When we ordered at the counter he would peer down at my girls and ask them which one of them was paying today. The answer was always the same from my girls “I don’t have any money” and Bill would said “Then Dad is washing dishes” both would grin at me and say “Bye Dad” and head to “our” table.
I can’t even begin to estimate how many onion rings or cheeseburgers I have eaten there on Saturday’s. But then we stopped. The kids got busy. Eating “junk” wasn’t good or fun anymore. The youngest stuck it out with me for a year or two but then I lost her too and without the kids there was no way Mom was going to eat there with me. It was the beginning of the end for dear old Dad, they would rather hangout with their friends than eat a hot dog and be seen with me.

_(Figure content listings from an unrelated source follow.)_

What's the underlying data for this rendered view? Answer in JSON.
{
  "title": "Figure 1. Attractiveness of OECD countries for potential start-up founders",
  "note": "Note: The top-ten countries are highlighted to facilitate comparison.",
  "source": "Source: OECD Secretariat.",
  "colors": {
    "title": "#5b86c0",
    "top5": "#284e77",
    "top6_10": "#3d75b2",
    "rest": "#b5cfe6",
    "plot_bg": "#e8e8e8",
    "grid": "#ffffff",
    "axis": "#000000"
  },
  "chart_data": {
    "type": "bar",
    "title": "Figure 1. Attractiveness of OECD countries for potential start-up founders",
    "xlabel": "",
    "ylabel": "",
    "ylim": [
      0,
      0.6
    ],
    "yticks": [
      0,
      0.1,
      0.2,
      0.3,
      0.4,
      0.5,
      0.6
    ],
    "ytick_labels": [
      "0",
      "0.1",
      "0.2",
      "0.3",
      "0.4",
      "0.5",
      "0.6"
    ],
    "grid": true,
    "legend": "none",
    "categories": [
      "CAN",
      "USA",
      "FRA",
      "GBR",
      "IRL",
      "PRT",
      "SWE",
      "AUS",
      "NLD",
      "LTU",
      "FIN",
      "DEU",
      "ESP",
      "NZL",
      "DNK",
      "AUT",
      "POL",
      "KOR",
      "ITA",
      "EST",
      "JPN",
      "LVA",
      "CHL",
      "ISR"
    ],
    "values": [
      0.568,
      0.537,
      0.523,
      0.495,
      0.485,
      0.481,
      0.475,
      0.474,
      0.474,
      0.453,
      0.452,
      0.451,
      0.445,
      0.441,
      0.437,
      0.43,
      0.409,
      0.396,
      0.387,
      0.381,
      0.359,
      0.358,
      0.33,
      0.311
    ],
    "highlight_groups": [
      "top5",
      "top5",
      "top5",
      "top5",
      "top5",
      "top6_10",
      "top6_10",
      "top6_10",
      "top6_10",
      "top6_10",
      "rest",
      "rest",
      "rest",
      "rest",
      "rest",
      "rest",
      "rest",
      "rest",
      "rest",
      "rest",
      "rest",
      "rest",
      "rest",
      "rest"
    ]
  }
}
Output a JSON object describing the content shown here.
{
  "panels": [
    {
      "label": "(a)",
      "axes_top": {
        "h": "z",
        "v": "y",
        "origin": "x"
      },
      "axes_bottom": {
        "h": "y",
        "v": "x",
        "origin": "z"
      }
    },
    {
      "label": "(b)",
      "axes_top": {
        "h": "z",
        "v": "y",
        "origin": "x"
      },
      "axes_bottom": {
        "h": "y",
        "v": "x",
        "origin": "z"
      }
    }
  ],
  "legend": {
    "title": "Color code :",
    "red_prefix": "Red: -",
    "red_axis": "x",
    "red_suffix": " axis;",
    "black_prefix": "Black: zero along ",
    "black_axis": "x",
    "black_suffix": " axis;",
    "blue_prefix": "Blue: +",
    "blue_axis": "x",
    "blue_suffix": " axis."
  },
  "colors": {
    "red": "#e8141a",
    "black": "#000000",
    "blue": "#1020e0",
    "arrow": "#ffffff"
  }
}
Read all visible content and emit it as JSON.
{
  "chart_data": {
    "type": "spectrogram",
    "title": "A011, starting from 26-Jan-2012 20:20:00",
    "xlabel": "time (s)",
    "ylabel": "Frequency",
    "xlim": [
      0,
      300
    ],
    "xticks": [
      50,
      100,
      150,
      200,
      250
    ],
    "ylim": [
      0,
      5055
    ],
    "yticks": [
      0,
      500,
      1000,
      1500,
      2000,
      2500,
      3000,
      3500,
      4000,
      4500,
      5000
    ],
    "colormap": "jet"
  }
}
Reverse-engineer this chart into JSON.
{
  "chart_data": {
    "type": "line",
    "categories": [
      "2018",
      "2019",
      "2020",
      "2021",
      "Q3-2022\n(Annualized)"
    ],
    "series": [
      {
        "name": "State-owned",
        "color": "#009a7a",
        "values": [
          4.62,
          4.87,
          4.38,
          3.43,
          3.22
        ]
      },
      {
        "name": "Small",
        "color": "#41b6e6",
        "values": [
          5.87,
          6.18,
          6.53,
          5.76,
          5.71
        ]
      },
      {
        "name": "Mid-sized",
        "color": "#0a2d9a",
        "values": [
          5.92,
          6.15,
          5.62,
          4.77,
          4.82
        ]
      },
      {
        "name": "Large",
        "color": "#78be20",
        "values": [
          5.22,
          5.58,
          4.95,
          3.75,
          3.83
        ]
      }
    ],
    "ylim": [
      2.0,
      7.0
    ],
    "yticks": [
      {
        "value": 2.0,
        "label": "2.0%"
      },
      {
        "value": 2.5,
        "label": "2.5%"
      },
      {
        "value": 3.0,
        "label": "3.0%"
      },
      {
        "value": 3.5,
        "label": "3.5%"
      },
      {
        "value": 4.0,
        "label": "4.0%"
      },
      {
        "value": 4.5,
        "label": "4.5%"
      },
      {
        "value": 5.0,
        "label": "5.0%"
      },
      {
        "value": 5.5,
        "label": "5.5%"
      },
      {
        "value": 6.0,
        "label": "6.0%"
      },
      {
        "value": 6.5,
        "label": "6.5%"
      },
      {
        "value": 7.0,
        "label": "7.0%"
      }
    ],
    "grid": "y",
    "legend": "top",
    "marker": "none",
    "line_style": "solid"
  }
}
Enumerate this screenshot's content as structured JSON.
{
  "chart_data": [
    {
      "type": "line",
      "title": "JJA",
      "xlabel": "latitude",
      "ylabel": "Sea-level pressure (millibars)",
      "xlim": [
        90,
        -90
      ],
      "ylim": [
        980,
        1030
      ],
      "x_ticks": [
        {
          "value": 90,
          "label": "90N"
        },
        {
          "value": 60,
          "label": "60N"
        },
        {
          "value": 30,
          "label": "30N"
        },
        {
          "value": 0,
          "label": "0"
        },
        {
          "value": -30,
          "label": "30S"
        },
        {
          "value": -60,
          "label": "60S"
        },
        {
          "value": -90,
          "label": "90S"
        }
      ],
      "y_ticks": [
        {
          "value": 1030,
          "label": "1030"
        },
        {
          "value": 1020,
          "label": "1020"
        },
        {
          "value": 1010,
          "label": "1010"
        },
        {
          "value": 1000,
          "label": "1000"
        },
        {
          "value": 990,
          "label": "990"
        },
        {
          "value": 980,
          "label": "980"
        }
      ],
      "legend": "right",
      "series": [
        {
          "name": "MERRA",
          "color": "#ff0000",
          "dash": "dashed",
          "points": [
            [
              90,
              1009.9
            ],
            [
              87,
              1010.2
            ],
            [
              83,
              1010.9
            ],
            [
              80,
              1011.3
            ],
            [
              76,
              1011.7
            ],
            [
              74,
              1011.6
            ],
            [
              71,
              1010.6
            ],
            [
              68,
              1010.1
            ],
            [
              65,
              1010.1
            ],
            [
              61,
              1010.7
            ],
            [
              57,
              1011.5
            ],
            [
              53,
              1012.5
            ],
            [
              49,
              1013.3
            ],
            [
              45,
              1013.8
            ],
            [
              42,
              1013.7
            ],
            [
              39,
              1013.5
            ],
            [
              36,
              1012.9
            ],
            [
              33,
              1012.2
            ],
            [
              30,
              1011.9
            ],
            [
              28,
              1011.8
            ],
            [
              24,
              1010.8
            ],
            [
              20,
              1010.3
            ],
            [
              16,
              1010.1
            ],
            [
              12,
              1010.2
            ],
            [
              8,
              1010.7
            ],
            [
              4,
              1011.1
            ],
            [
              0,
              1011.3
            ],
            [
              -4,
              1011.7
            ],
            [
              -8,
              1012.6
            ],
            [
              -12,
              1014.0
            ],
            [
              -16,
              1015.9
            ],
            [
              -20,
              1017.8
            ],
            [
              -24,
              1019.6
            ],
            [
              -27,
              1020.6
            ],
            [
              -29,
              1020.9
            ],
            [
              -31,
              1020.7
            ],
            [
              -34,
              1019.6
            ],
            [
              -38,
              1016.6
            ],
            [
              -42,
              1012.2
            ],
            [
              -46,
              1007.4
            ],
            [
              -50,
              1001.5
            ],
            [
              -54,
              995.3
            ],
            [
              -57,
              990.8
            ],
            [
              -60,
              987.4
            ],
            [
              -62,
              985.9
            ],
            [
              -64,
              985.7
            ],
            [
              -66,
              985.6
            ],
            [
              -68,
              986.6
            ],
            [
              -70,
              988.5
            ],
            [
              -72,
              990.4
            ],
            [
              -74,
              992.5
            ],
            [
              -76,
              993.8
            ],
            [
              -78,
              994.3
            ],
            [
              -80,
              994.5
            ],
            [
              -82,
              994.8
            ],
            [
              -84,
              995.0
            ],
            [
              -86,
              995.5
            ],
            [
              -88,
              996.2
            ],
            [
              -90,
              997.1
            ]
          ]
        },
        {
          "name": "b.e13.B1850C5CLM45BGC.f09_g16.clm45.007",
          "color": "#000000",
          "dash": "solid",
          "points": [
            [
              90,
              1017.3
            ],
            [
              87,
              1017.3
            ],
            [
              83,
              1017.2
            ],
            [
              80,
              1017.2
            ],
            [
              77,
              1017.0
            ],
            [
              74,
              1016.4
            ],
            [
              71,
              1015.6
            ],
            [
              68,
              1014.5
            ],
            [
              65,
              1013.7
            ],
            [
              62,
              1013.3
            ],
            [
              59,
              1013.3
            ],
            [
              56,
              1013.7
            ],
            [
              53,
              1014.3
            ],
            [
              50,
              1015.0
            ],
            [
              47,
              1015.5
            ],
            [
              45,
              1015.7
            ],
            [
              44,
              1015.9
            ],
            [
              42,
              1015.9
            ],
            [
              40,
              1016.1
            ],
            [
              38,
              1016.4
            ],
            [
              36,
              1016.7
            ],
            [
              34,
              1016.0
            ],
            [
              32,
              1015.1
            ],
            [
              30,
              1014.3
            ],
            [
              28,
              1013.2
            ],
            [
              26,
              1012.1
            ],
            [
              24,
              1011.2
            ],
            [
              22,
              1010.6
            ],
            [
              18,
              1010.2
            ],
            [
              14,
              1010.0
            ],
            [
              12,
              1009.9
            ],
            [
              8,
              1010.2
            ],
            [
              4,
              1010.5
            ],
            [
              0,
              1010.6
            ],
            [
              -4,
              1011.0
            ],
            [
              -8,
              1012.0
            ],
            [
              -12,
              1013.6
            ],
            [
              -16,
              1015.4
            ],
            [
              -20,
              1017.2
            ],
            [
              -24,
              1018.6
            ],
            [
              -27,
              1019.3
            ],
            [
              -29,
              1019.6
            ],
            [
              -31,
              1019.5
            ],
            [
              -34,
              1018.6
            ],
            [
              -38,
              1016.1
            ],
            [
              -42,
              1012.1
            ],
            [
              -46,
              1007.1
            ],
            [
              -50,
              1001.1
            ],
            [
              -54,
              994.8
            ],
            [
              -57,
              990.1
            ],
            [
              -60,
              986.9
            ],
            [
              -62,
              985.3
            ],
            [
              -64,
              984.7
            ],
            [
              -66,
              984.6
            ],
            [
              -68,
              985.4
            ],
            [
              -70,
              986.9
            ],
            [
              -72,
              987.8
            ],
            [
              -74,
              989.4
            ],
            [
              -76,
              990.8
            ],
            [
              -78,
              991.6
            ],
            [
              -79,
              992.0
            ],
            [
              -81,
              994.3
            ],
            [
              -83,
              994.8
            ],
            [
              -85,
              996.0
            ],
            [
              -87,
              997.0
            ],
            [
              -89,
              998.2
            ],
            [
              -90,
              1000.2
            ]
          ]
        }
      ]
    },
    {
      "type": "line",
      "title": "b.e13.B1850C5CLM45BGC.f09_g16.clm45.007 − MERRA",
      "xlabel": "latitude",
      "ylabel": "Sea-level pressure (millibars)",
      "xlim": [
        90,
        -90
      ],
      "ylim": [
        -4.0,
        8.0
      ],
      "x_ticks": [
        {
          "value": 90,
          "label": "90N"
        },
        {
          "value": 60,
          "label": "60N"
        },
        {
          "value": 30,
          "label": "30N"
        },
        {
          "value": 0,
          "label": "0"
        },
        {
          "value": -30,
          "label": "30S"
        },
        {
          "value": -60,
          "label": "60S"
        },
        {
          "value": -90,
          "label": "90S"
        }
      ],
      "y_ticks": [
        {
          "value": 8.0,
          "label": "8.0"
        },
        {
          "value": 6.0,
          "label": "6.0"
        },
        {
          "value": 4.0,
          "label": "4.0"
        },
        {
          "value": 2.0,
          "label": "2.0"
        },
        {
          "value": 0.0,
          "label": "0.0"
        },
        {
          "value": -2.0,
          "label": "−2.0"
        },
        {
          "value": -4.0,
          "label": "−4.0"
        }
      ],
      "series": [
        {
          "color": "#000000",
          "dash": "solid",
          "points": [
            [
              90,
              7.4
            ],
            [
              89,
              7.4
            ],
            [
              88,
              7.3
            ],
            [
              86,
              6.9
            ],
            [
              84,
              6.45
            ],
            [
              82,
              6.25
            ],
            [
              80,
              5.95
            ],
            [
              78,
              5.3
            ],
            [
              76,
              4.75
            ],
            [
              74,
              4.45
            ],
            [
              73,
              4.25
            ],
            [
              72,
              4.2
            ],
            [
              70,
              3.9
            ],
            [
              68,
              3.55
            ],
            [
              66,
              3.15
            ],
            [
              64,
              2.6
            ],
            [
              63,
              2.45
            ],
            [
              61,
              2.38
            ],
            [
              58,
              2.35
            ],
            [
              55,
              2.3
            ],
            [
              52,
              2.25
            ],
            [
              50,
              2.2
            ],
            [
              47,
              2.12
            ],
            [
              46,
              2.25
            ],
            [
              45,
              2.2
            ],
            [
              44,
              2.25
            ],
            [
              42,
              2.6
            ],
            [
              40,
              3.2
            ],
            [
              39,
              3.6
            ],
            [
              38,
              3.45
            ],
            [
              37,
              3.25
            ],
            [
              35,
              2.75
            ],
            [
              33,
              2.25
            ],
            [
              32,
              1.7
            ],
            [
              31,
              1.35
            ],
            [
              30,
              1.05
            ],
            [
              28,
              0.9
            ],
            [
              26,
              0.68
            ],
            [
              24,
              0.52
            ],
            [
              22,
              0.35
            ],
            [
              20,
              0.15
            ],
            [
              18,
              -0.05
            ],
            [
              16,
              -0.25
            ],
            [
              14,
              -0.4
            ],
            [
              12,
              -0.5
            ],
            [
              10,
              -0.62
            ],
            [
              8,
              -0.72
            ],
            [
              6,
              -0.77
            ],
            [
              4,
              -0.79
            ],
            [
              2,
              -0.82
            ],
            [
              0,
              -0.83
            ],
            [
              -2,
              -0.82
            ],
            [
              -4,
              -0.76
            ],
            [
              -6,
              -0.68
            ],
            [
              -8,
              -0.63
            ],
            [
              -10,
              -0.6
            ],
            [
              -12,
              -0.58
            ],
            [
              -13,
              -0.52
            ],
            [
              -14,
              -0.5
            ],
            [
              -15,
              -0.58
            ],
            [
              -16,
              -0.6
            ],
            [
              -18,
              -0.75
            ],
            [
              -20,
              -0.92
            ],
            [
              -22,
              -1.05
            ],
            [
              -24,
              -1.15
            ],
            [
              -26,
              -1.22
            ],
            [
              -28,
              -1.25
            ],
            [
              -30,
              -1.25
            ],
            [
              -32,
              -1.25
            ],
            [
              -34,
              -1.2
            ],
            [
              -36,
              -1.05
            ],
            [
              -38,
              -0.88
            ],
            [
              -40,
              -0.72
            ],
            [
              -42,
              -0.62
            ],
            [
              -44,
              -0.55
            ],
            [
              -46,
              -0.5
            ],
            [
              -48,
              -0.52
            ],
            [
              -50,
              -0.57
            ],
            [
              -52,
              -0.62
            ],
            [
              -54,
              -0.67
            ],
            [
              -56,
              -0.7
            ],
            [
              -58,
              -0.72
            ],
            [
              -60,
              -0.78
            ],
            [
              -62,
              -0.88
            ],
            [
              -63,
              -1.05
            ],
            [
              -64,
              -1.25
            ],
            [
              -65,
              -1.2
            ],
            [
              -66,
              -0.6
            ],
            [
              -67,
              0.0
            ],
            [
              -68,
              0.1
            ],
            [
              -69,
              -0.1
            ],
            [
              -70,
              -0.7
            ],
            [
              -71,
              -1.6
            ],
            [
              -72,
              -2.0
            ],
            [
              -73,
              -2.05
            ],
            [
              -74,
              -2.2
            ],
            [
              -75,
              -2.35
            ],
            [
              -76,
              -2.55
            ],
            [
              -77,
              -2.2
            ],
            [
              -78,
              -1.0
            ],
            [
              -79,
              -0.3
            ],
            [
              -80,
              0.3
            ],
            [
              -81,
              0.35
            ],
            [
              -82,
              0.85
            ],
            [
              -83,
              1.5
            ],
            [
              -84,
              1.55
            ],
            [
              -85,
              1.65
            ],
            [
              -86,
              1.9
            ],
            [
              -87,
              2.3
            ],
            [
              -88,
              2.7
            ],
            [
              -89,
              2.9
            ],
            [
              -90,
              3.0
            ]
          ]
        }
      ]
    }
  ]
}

Bill died Sunday but our memories didn’t. He gave a young family a fun place to build memories of milk shakes, hot dogs and laughs. A place they could take their friends and feel like a big shot because the owner knew their name. A place where an old man dotted on them making them his special milk shake and teasing them a little to boot.
I texted both of them this morning and told them Mr. Bill had died and got back what only millennium kids could offer a sad face emoji. Sad face emoji indeed.
When Bill’s son told me a couple of months ago that his Dad had only a few months to live I sent him a long note thanking him for being such an important part of our family. His son told me how much the note meant to his Dad. I am glad I took the time to write it. I am glad I took the time to share my memories with him, memories that he helped create.
We all have characters in our lives. People who fill the cracks and crevices of the space we call living but it is up to each of us to recognize their contribution to our busy lives. Rest in peace Bill and thank you for the memories.